On more than one occasion I have talked about how much I hate it when the local news mentions a story which doesn't qualify as news to anyone but people who work at that station. My favorite example to use is when the local Fox affiliate talks about the "American Idol" results more than a water main break which knocked out power to 5 blocks. (Then again, it is not like talking about it helps any one living on those blocks because they don't have the ability to see it.) Still, I believe that just because a show is popular that doesn't make it newsworthy and that time should be spent talking about something which actually affects the people in the viewing area. In that moment they aren't the local news, but the local network mouth piece. (The worst example of this ever happened a few years ago when several stations ran the same tape which looked to be a legitimate news piece until someone did some actual reporting and discovered it was essentially an infomercial for a sponsor.) Still, at least those anchors can still hang their heads slightly high because they still wrote the original copy leading in to the news story. Not everyone can make that same claim.

Most people watching their local news probably assume that someone at the studio is writing every piece of copy, but it is actually pretty common for stations to "borrow" stories from somewhere else, usually the network headquarters. In some instances it just makes sense - if it's a small station with an even smaller budget they can't very well afford to send a reporter to cover something making International headlines, so everyone works with the same tape and the reporter does a generic sign-off. That I can live with, because it beats the alternative of a story not getting any coverage. It is when people graduate from borrowing as a cost saving measure and switch to doing it because they are lazy that I get a little worried. Using video from an outside reporter is different because it is not like you can claim it was original reporting - everyone can see it isn't someone who works at the station. But since no one signs their scripts that same built-in system of crediting the person who did all the work doesn't apply. Until Conan O'Brien started putting together these clips I'm sure station managers thought no one would notice (which is how all plagiarism starts). Unfortunately for them, nothing stays hidden for long anymore.

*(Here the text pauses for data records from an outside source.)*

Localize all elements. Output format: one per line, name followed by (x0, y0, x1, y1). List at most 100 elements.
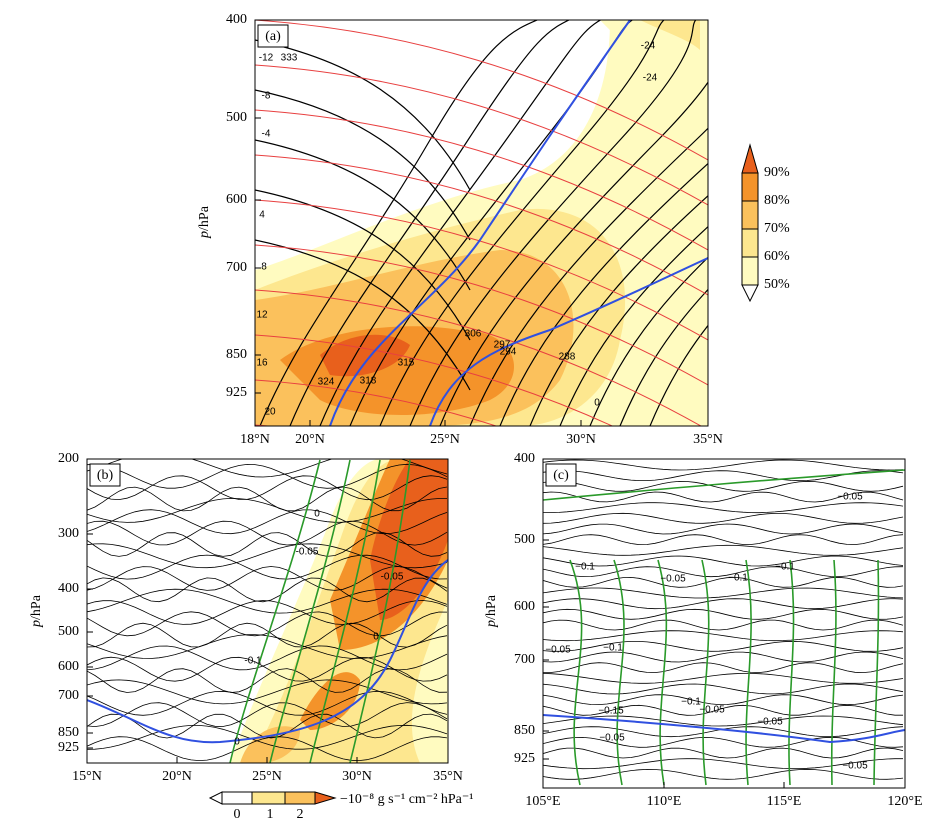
streamline (543, 544, 904, 556)
y-label-var: p (484, 620, 499, 628)
frame-a (254, 19, 709, 427)
isotherm (255, 334, 614, 426)
panel-a-plot (255, 20, 708, 426)
contour-label: 288 (559, 352, 576, 363)
streamline (543, 715, 904, 727)
isotherm (255, 20, 708, 161)
contour-label: -0.05 (296, 547, 319, 558)
streamline (87, 486, 448, 512)
y-tick-label: 500 (58, 624, 79, 639)
streamline (543, 555, 904, 567)
isentrope (499, 162, 708, 426)
y-tick-label: 600 (514, 599, 535, 614)
x-tick-label: 35°N (693, 432, 723, 447)
streamline (543, 704, 903, 716)
isentrope (255, 39, 471, 191)
omega-contour (543, 469, 905, 501)
streamline (87, 634, 448, 659)
contour-label: -0.1 (244, 656, 262, 667)
contour-label: 16 (256, 358, 268, 369)
streamline (87, 600, 448, 625)
contour-label: 0 (594, 398, 600, 409)
omega-contour (701, 559, 710, 786)
contour-label: −0.05 (599, 733, 625, 744)
blue-line (329, 20, 631, 426)
streamline (87, 645, 448, 671)
contour-label: −0.05 (660, 574, 686, 585)
contour-label: 12 (256, 310, 268, 321)
y-tick-label: 500 (226, 110, 247, 125)
x-tick-label: 110°E (647, 794, 682, 809)
streamline (543, 630, 904, 642)
contour-label: 315 (398, 358, 415, 369)
contour-label: 0 (234, 737, 240, 748)
x-tick-label: 15°N (72, 769, 102, 784)
y-axis-label: p/hPa (29, 594, 44, 628)
y-tick-label: 700 (58, 688, 79, 703)
x-tick-label: 105°E (525, 794, 560, 809)
streamline (543, 673, 904, 684)
isentrope (255, 189, 471, 341)
panel-label: (c) (553, 468, 569, 483)
panel-b-plot (87, 459, 448, 763)
streamline (87, 543, 448, 569)
omega-contour (873, 559, 880, 786)
y-label-unit: /hPa (29, 594, 44, 620)
colorbar-unit: −10⁻⁸ g s⁻¹ cm⁻² hPa⁻¹ (340, 792, 473, 807)
streamline (543, 726, 904, 738)
colorbar-label: 80% (764, 193, 790, 208)
contour-label: −0.1 (728, 573, 748, 584)
contour-label: -24 (641, 41, 656, 52)
x-tick-label: 115°E (767, 794, 802, 809)
y-tick-label: 600 (226, 192, 247, 207)
streamline (543, 651, 904, 663)
contour-label: 4 (259, 210, 265, 221)
isentrope (649, 324, 708, 426)
omega-contour (269, 459, 351, 763)
streamline (87, 459, 448, 478)
x-tick-label: 20°N (295, 432, 325, 447)
y-tick-label: 850 (514, 723, 535, 738)
y-axis-label: p/hPa (197, 205, 212, 239)
frame-c (542, 458, 906, 789)
y-tick-label: 400 (514, 451, 535, 466)
panel-label: (b) (97, 468, 114, 483)
x-tick-label: 30°N (566, 432, 596, 447)
colorbar-label: 90% (764, 165, 790, 180)
isentrope (529, 195, 708, 426)
y-tick-label: 700 (226, 260, 247, 275)
streamline (87, 520, 448, 546)
streamline (87, 497, 447, 523)
contour-label: 306 (465, 329, 482, 340)
omega-contour (349, 459, 411, 763)
streamline (543, 534, 904, 546)
isotherm (255, 244, 708, 386)
streamline (543, 480, 904, 492)
panel-label-box (257, 24, 289, 48)
contour-label: −0.05 (842, 761, 868, 772)
contour-label: 294 (500, 347, 517, 358)
colorbar-a (741, 143, 759, 303)
streamline (543, 523, 904, 535)
y-tick-label: 200 (58, 451, 79, 466)
y-tick-label: 400 (58, 581, 79, 596)
y-tick-label: 850 (58, 725, 79, 740)
y-label-var: p (197, 231, 212, 239)
colorbar-label: 60% (764, 249, 790, 264)
isotherm (255, 154, 708, 296)
isotherm (255, 199, 708, 341)
colorbar-label: 1 (267, 807, 274, 822)
y-tick-label: 300 (58, 526, 79, 541)
y-tick-label: 850 (226, 347, 247, 362)
streamline (543, 512, 904, 524)
contour-label: -8 (262, 91, 271, 102)
isotherm (255, 289, 702, 426)
colorbar-label: 50% (764, 277, 790, 292)
colorbar-label: 2 (297, 807, 304, 822)
x-tick-label: 25°N (430, 432, 460, 447)
streamline (87, 588, 448, 614)
streamline (543, 758, 903, 770)
isotherm (255, 109, 708, 251)
streamline (87, 713, 448, 739)
y-label-unit: /hPa (197, 205, 212, 231)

I understand that there are only so many ways to write about the same subject and some overlap is going to happen. But there is overlap and then there is cutting and pasting, which is what this is. This blatant copying just illustrates the difference between print and TV journalism, because using someone else's words without giving proper credit can be career-ending in the newspaper business, whereas it is pretty obviously a wide-spread practice over on the TV side. This is why many newscasters are just seen a professional readers instead of journalists. (Not saying they are all that way, but it is a matter of guilt by association.) That is why if I ran a station I would be very wary of letting my people do this because it creates doubt in a viewers mind which doesn't need to be there. The last thing you want people with multiple news options to be doing is worrying that if your station plagiarizes from one report, what is stopping you from plagiarizing them all? Since these stations were all over the board in terms of network affiliation I'm sure they were taken off some wire service that the stations had paid to use but, honestly, how long does it take you to write an original first sentence?